Früher hatten die Hausgemeinschaftsantennenanlagen noch Line-Verstärker mit LMK-Verstärkung. Mit Einführung des CB-Funks (1975) wurden diese Verstärker als Ursache für Einstreuungen des CB-Funks angesehen, und in der Folge nur passive LMK-Weichen verbaut. Schließlich fielen die LMK-Ruten auf den Dächern ganz weg, und damit die Einspeisung des LMK-Bereiches in die Hausantennenanlage. Die Einführung des CB-Funks hat also in gewisser Weise auch zur "Abschaltung" des Lang- und Mittelwellenbereiches beigetragen.
 
Wahnsinn wie das Thema doch wieder "Fahrt" aufnimmt. ;) Es ist halt schon irgendwie in den Köpfen.

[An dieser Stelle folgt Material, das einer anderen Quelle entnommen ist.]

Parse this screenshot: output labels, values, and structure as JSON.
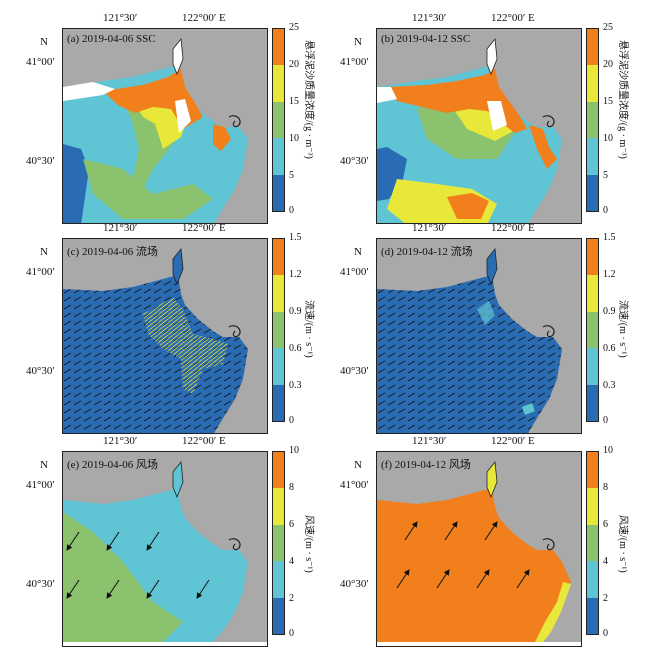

Ich habe jetzt hier viele Argumente für und wieder gelesen. Fazit? Wird die Reaktivierung einer Frequenz für Deutschland in irgendwelchen höheren Gremien denn noch besprochen?

Ich denke an den Kosten kann es aktuell nicht mehr liegen. Es ist das sicherste Mittel in Katastrophen Fällen meiner Meinung nach immer noch.

Grüße
Steffen
 
Es ist das sicherste Mittel in Katastrophen Fällen meiner Meinung nach immer noch.
An entsprechenden MW-Empfängern mangelt es immer mehr.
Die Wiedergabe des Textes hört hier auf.